В конце пятидесятых годов, когда в кафе частенько бывал отец со своими приятелями, здесь имелась дальняя комната. Возможно, она есть до сих пор, но тогда у них было заведено проводить здесь ненавистные выходные в обществе хозяина кафе, заедая воскресную ностальгию мороженым. Говорят, один из Виволи-сыновей, то ли Пьетро, то ли Серджо, вдохновленный успехом, которым пользовалось их мороженое у американцев, отправился ловить удачу в Соединенные Штаты, однако ничего толком не добился. Во Флоренции же "Виволи" остается кафе-мороженым номер один, в любви к которому охотно признаются даже аборигены.
Извечная беда осаждаемых туристами городов, в том числе Флоренции: ее жители вынуждены пользоваться тайными маршрутами. И иметь зашифрованную карту, которую по неписаному закону следует держать в секрете от чужаков. Такова стратегия выживания. У тех, кто жил здесь, было не принято посещать те же кафе, рестораны, магазины, что и туристы, совпадать по расписанию с теми, кто лихорадочно осматривает город. В отпуске люди готовы тратить суммы, непозволительные в повседневной жизни.

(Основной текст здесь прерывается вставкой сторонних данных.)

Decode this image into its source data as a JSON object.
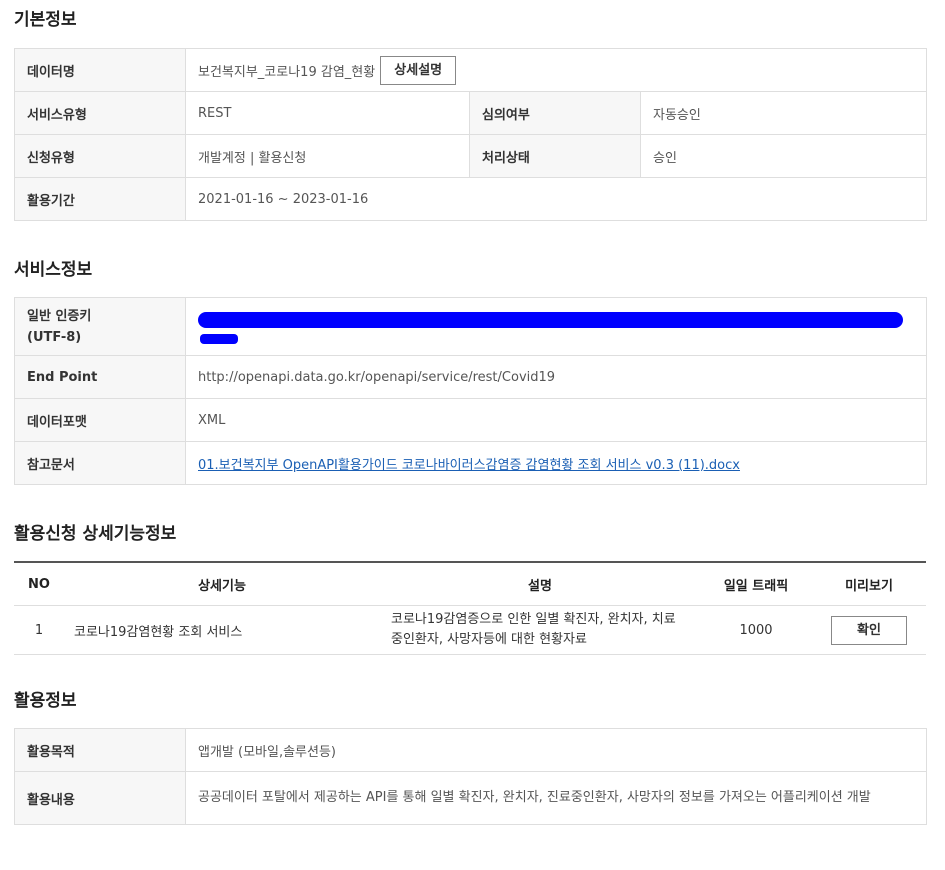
{
  "basic": {
    "title": "기본정보",
    "data_name_label": "데이터명",
    "data_name_value": "보건복지부_코로나19 감염_현황",
    "detail_button": "상세설명",
    "service_type_label": "서비스유형",
    "service_type_value": "REST",
    "review_label": "심의여부",
    "review_value": "자동승인",
    "apply_type_label": "신청유형",
    "apply_type_value": "개발계정 | 활용신청",
    "process_label": "처리상태",
    "process_value": "승인",
    "period_label": "활용기간",
    "period_value": "2021-01-16 ~ 2023-01-16"
  },
  "service": {
    "title": "서비스정보",
    "key_label_line1": "일반 인증키",
    "key_label_line2": "(UTF-8)",
    "endpoint_label": "End Point",
    "endpoint_value": "http://openapi.data.go.kr/openapi/service/rest/Covid19",
    "format_label": "데이터포맷",
    "format_value": "XML",
    "doc_label": "참고문서",
    "doc_link": "01.보건복지부 OpenAPI활용가이드 코로나바이러스감염증 감염현황 조회 서비스 v0.3 (11).docx"
  },
  "functions": {
    "title": "활용신청 상세기능정보",
    "headers": [
      "NO",
      "상세기능",
      "설명",
      "일일 트래픽",
      "미리보기"
    ],
    "rows": [
      {
        "no": "1",
        "name": "코로나19감염현황 조회 서비스",
        "desc": "코로나19감염증으로 인한 일별 확진자, 완치자, 치료중인환자, 사망자등에 대한 현황자료",
        "traffic": "1000",
        "action": "확인"
      }
    ]
  },
  "usage": {
    "title": "활용정보",
    "purpose_label": "활용목적",
    "purpose_value": "앱개발 (모바일,솔루션등)",
    "content_label": "활용내용",
    "content_value": "공공데이터 포탈에서 제공하는 API를 통해 일별 확진자, 완치자, 진료중인환자, 사망자의 정보를 가져오는 어플리케이션 개발"
  },
  "redaction_color": "#0000ff"
}
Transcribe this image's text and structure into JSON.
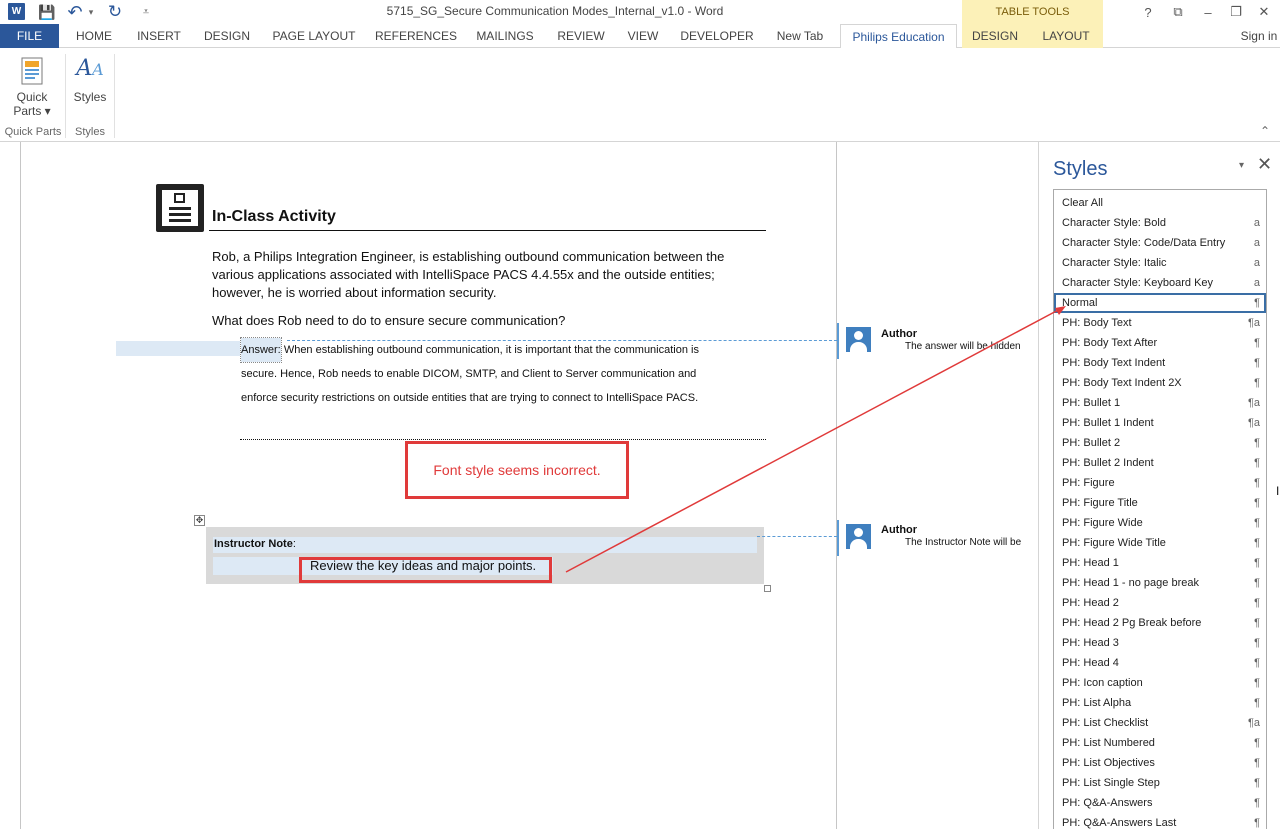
{
  "window": {
    "title": "5715_SG_Secure Communication Modes_Internal_v1.0 - Word",
    "contextual_header": "TABLE TOOLS",
    "sign_in": "Sign in"
  },
  "quick_access": {
    "logo": "W",
    "save_icon": "💾",
    "undo_icon": "↶",
    "undo_dd": "▾",
    "redo_icon": "↻",
    "customize_icon": "⩡"
  },
  "window_controls": {
    "help": "?",
    "ribbon_options": "⧉",
    "minimize": "–",
    "restore": "❐",
    "close": "✕"
  },
  "tabs": [
    "FILE",
    "HOME",
    "INSERT",
    "DESIGN",
    "PAGE LAYOUT",
    "REFERENCES",
    "MAILINGS",
    "REVIEW",
    "VIEW",
    "DEVELOPER",
    "New Tab",
    "Philips Education",
    "DESIGN",
    "LAYOUT"
  ],
  "ribbon": {
    "quick_parts_label": "Quick",
    "quick_parts_label2": "Parts ▾",
    "styles_label": "Styles",
    "group_quick_parts": "Quick Parts",
    "group_styles": "Styles",
    "collapse": "⌃"
  },
  "document": {
    "activity_title": "In-Class Activity",
    "intro_line1": "Rob, a Philips Integration Engineer, is establishing outbound communication between the",
    "intro_line2": "various applications associated with IntelliSpace PACS 4.4.55x and the outside entities;",
    "intro_line3": "however, he is worried about information security.",
    "question": "What does Rob need to do to ensure secure communication?",
    "answer_label": "Answer:",
    "answer_line1": "When establishing outbound communication, it is important that the communication is",
    "answer_line2": "secure. Hence, Rob needs to enable DICOM, SMTP, and Client to Server communication and",
    "answer_line3": "enforce security restrictions on outside entities that are trying to connect to IntelliSpace PACS.",
    "callout": "Font style seems incorrect.",
    "instructor_label": "Instructor Note",
    "instructor_colon": ":",
    "review_text": "Review the key ideas and major points.",
    "move_handle": "✥"
  },
  "comments": [
    {
      "author": "Author",
      "text": "The answer will be hidden,"
    },
    {
      "author": "Author",
      "text": "The Instructor Note will be"
    }
  ],
  "styles_pane": {
    "title": "Styles",
    "dropdown": "▾",
    "close": "✕",
    "items": [
      {
        "name": "Clear All",
        "mark": ""
      },
      {
        "name": "Character Style: Bold",
        "mark": "a"
      },
      {
        "name": "Character Style: Code/Data Entry",
        "mark": "a"
      },
      {
        "name": "Character Style: Italic",
        "mark": "a"
      },
      {
        "name": "Character Style: Keyboard Key",
        "mark": "a"
      },
      {
        "name": "Normal",
        "mark": "¶"
      },
      {
        "name": "PH: Body Text",
        "mark": "¶a"
      },
      {
        "name": "PH: Body Text After",
        "mark": "¶"
      },
      {
        "name": "PH: Body Text Indent",
        "mark": "¶"
      },
      {
        "name": "PH: Body Text Indent 2X",
        "mark": "¶"
      },
      {
        "name": "PH: Bullet 1",
        "mark": "¶a"
      },
      {
        "name": "PH: Bullet 1 Indent",
        "mark": "¶a"
      },
      {
        "name": "PH: Bullet 2",
        "mark": "¶"
      },
      {
        "name": "PH: Bullet 2 Indent",
        "mark": "¶"
      },
      {
        "name": "PH: Figure",
        "mark": "¶"
      },
      {
        "name": "PH: Figure Title",
        "mark": "¶"
      },
      {
        "name": "PH: Figure Wide",
        "mark": "¶"
      },
      {
        "name": "PH: Figure Wide Title",
        "mark": "¶"
      },
      {
        "name": "PH: Head 1",
        "mark": "¶"
      },
      {
        "name": "PH: Head 1 - no page break",
        "mark": "¶"
      },
      {
        "name": "PH: Head 2",
        "mark": "¶"
      },
      {
        "name": "PH: Head 2 Pg Break before",
        "mark": "¶"
      },
      {
        "name": "PH: Head 3",
        "mark": "¶"
      },
      {
        "name": "PH: Head 4",
        "mark": "¶"
      },
      {
        "name": "PH: Icon caption",
        "mark": "¶"
      },
      {
        "name": "PH: List Alpha",
        "mark": "¶"
      },
      {
        "name": "PH: List Checklist",
        "mark": "¶a"
      },
      {
        "name": "PH: List Numbered",
        "mark": "¶"
      },
      {
        "name": "PH: List Objectives",
        "mark": "¶"
      },
      {
        "name": "PH: List Single Step",
        "mark": "¶"
      },
      {
        "name": "PH: Q&A-Answers",
        "mark": "¶"
      },
      {
        "name": "PH: Q&A-Answers Last",
        "mark": "¶"
      }
    ]
  },
  "colors": {
    "accent": "#2b579a",
    "contextual": "#fcf1b8",
    "annotation": "#e03a3a",
    "comment": "#5b9bd5"
  }
}
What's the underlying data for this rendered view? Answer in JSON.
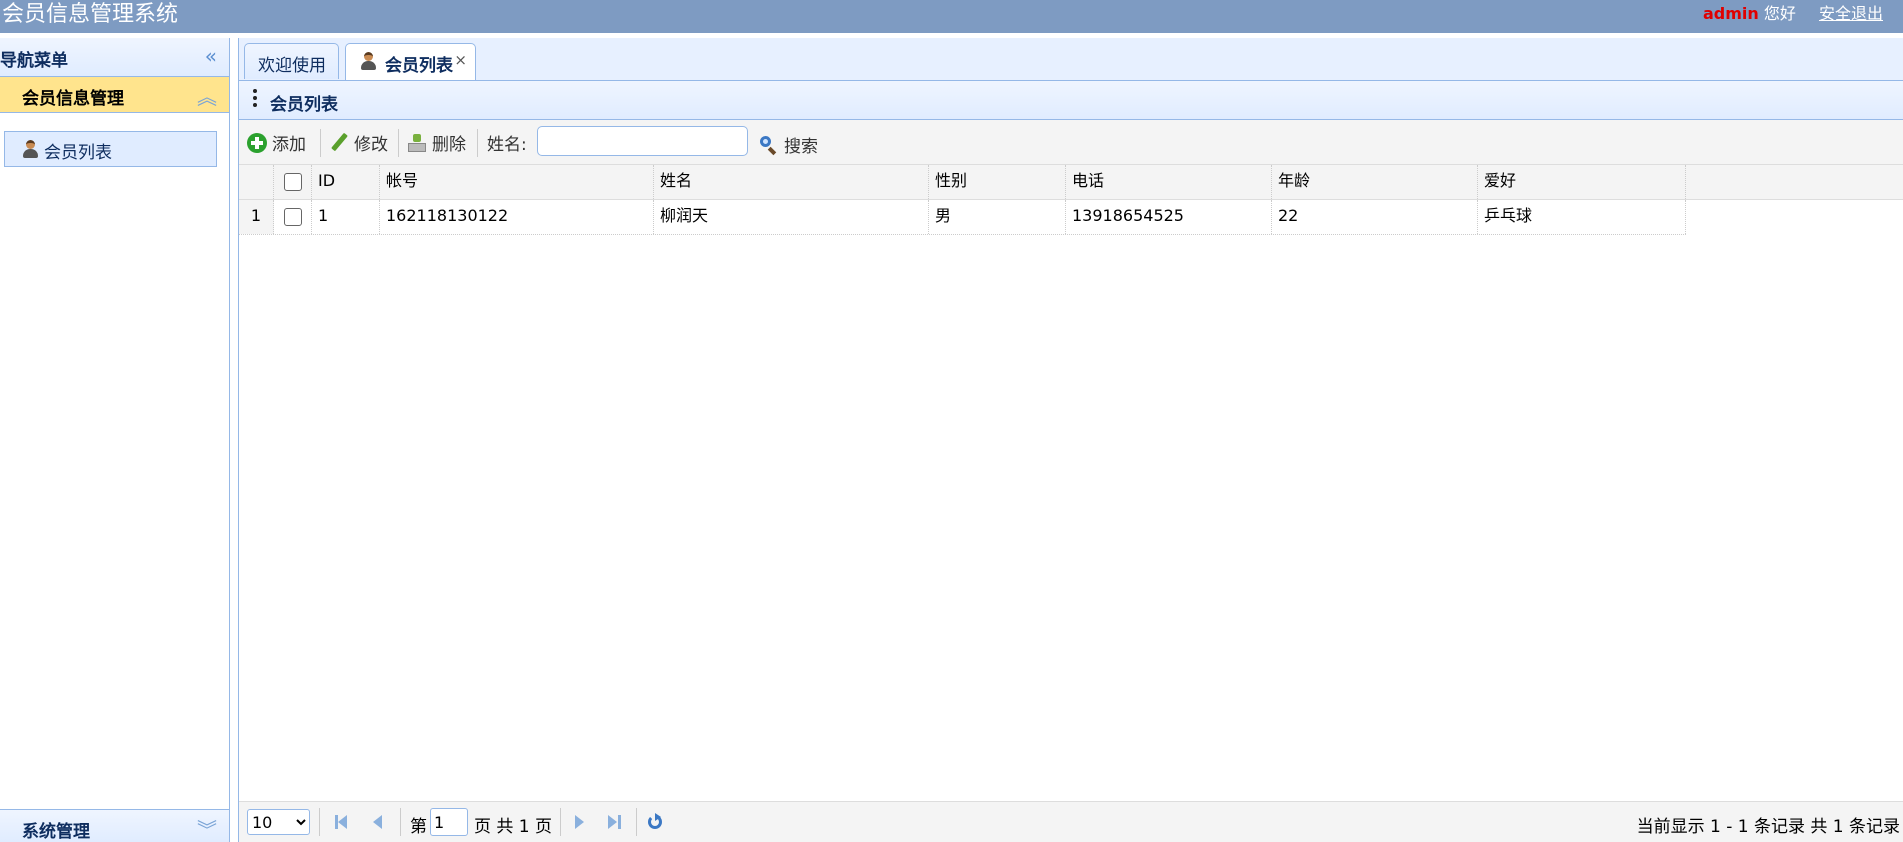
{
  "header": {
    "title": "会员信息管理系统",
    "user": "admin",
    "greeting": "您好",
    "logout": "安全退出"
  },
  "sidebar": {
    "title": "导航菜单",
    "groups": [
      {
        "label": "会员信息管理",
        "items": [
          {
            "label": "会员列表"
          }
        ]
      },
      {
        "label": "系统管理"
      }
    ]
  },
  "tabs": [
    {
      "label": "欢迎使用"
    },
    {
      "label": "会员列表",
      "close": "×"
    }
  ],
  "panel": {
    "title": "会员列表"
  },
  "toolbar": {
    "add": "添加",
    "edit": "修改",
    "delete": "删除",
    "search_label": "姓名:",
    "search_value": "",
    "search": "搜索"
  },
  "grid": {
    "columns": [
      "ID",
      "帐号",
      "姓名",
      "性别",
      "电话",
      "年龄",
      "爱好"
    ],
    "rows": [
      {
        "rownum": "1",
        "cells": [
          "1",
          "162118130122",
          "柳润天",
          "男",
          "13918654525",
          "22",
          "乒乓球"
        ]
      }
    ]
  },
  "pager": {
    "page_size": "10",
    "page_prefix": "第",
    "page": "1",
    "page_suffix": "页 共 1 页",
    "info": "当前显示 1 - 1 条记录 共 1 条记录"
  },
  "colors": {
    "header_bg": "#7e9bc2",
    "accent_border": "#95b8e7",
    "selected_group": "#ffe48d",
    "user_name": "#e00000"
  }
}
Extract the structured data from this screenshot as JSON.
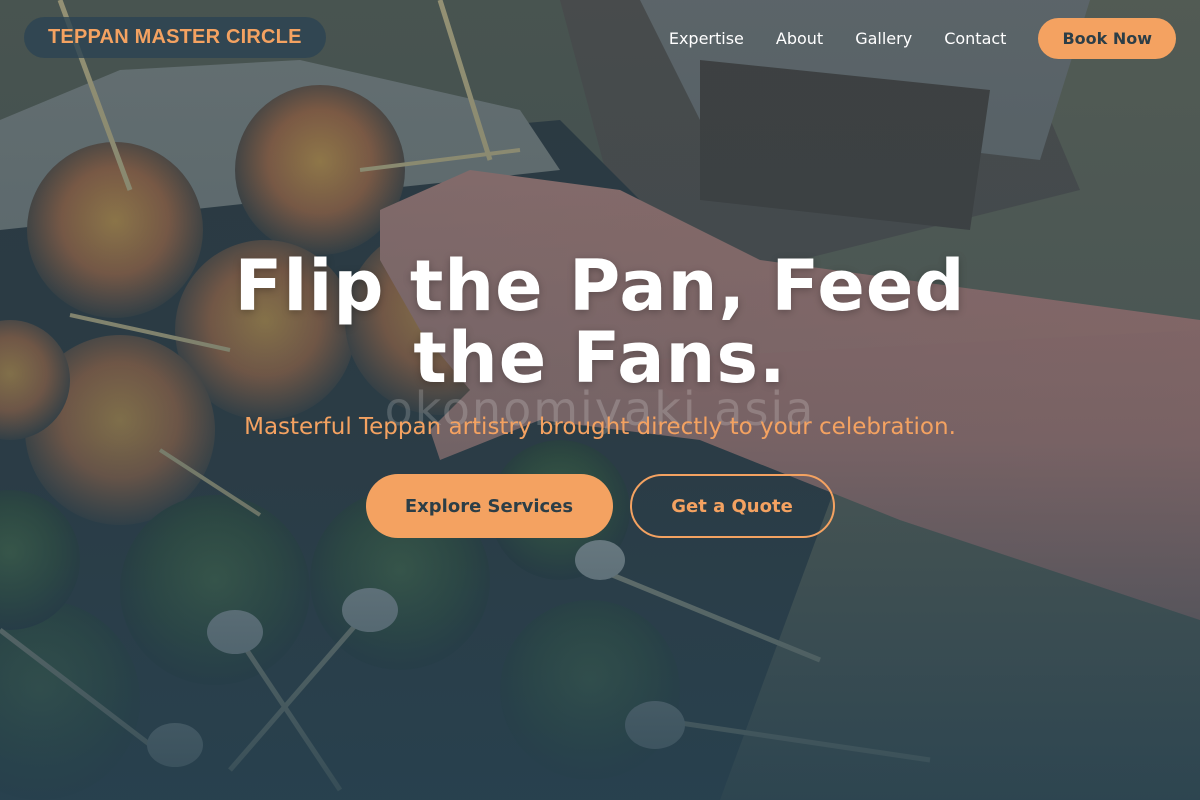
{
  "brand": {
    "name": "TEPPAN MASTER CIRCLE"
  },
  "nav": {
    "links": [
      {
        "label": "Expertise"
      },
      {
        "label": "About"
      },
      {
        "label": "Gallery"
      },
      {
        "label": "Contact"
      }
    ],
    "cta_label": "Book Now"
  },
  "hero": {
    "headline": "Flip the Pan, Feed the Fans.",
    "subtitle": "Masterful Teppan artistry brought directly to your celebration.",
    "primary_cta": "Explore Services",
    "secondary_cta": "Get a Quote",
    "watermark": "okonomiyaki asia"
  },
  "colors": {
    "accent": "#f4a261",
    "dark": "#2c4452",
    "button_text": "#2c3e47"
  },
  "background": {
    "image_description_icon": "food-cups-photo"
  }
}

Например, в самом центре города тебя вдруг одолела жажда. Во Флоренции на улицах нет питьевых фонтанчиков. Скажем, стоишь ты на Соборной площади, ищешь один из тех проходов, которые могли бы вывести тебя в нетуристический город, но не находишь. В некоторых районах туризм колонизовал все. Тогда ты заходишь в какое-нибудь кафе, где слышна одна английская речь, и просишь бутылку воды. Услышав цену, с правильным акцентом сообщаешь, что ты флорентиец, и цена тут же падает до нормальной. Со мной раньше такое случалось.